Danielle Baker has long been concerned with human trafficking — the process whereby individuals are forced to endure inhumane abuses such as being forced into sexual slavery or subjected to organ removal and selling.
But her mission to promote awareness about the growing multibillion-dollar industry has grown even stronger in the wake of recently losing someone close to her who was trafficked.
“I missed all of the signs,” says Baker, 25, a second-year student in the occupational therapy doctoral program at the University of Michigan-Flint. “It was right in front of me and I missed everything.”
Baker, who began her three-year graduate program in 2019, has become a pioneer of sorts in the field of occupational therapy, focusing her scholarship and study on helping the victims of trafficking. Working for an organization called Sensational Brain, Baker has been barnstorming the country conducting presentations and teaching continuing education courses on the topic. She was invited recently to present at the prestigious Michigan Occupational Therapy Association annual conference, a rare opportunity that is often reserved for seasoned practitioners and researchers.
“The eye doesn’t see what the mind doesn’t know,” says Baker. “That’s something I always say, because contrary to what people may think, human trafficking happens right in front of our eyes.
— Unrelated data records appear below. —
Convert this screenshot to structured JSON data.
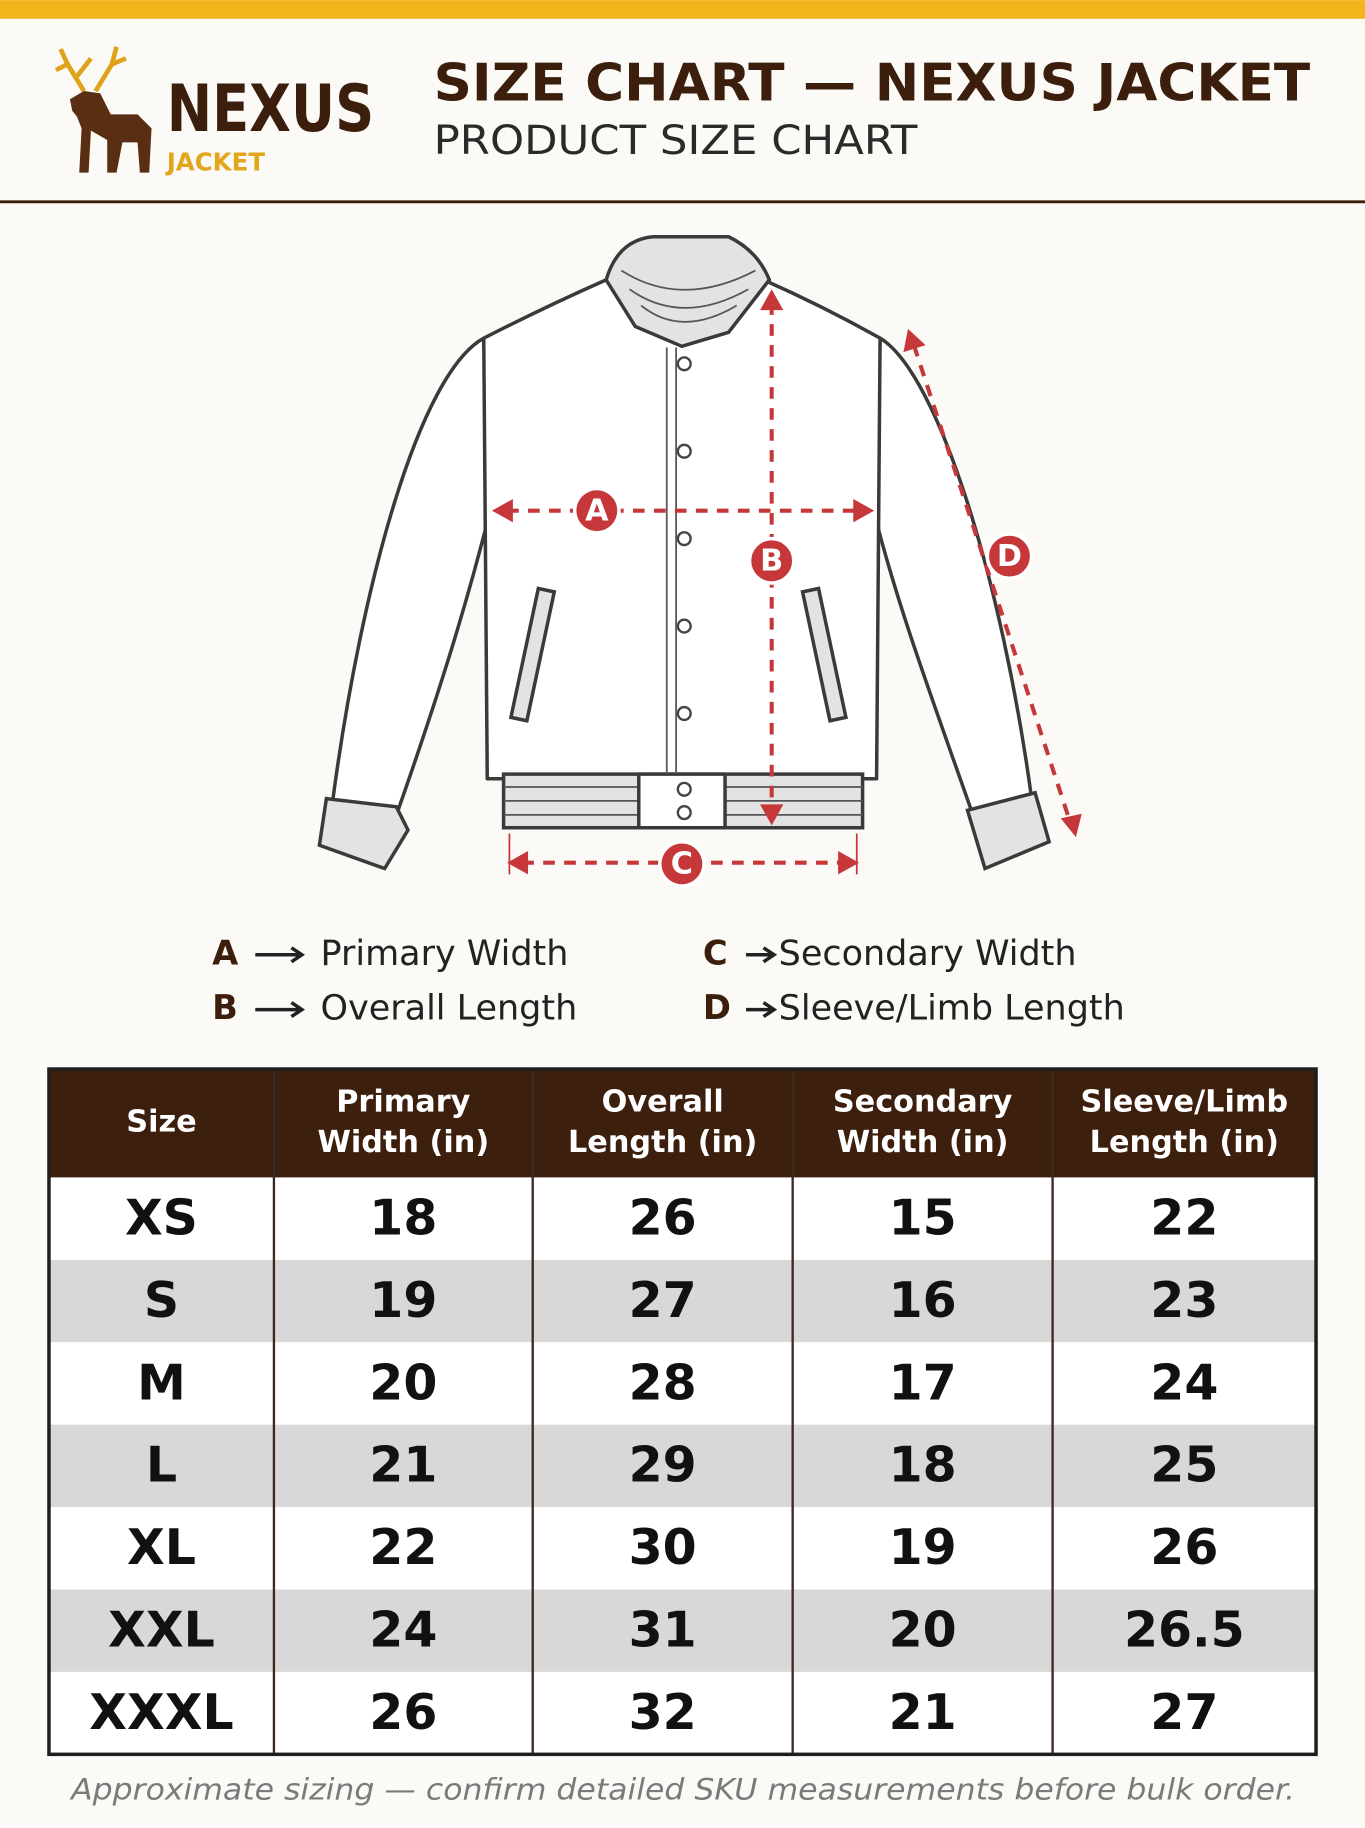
{
  "header": {
    "brand": "NEXUS",
    "brand_sub": "JACKET",
    "title": "SIZE CHART — NEXUS JACKET",
    "subtitle": "PRODUCT SIZE CHART"
  },
  "diagram": {
    "labels": [
      "A",
      "B",
      "C",
      "D"
    ]
  },
  "legend": [
    {
      "key": "A",
      "label": "Primary Width"
    },
    {
      "key": "B",
      "label": "Overall Length"
    },
    {
      "key": "C",
      "label": "Secondary Width"
    },
    {
      "key": "D",
      "label": "Sleeve/Limb Length"
    }
  ],
  "table": {
    "columns": [
      [
        "Size"
      ],
      [
        "Primary",
        "Width (in)"
      ],
      [
        "Overall",
        "Length (in)"
      ],
      [
        "Secondary",
        "Width (in)"
      ],
      [
        "Sleeve/Limb",
        "Length (in)"
      ]
    ],
    "rows": [
      [
        "XS",
        18,
        26,
        15,
        22
      ],
      [
        "S",
        19,
        27,
        16,
        23
      ],
      [
        "M",
        20,
        28,
        17,
        24
      ],
      [
        "L",
        21,
        29,
        18,
        25
      ],
      [
        "XL",
        22,
        30,
        19,
        26
      ],
      [
        "XXL",
        24,
        31,
        20,
        26.5
      ],
      [
        "XXXL",
        26,
        32,
        21,
        27
      ]
    ]
  },
  "footnote": "Approximate sizing — confirm detailed SKU measurements before bulk order."
}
I think there’s this huge misconception around it where people think, ‘Oh girls are snatched off the streets and it’s a creepy white van and they’re chained up in a basement and that’s not how it happens at all,’” she says, adding that less than 1% of victims are kidnapped and forced into trafficking, compared to the vast number of individuals — mostly women — who are trafficked by someone they know.
The victims, she says, are often groomed by their trafficker for months. “It’s a form of mental manipulation.”
“Human trafficking is not some new phenomenon. It has been going on forever and it happens in every state, every county, every city in the entire world,” says Baker, adding that many falsehoods about trafficking are circulating across the internet.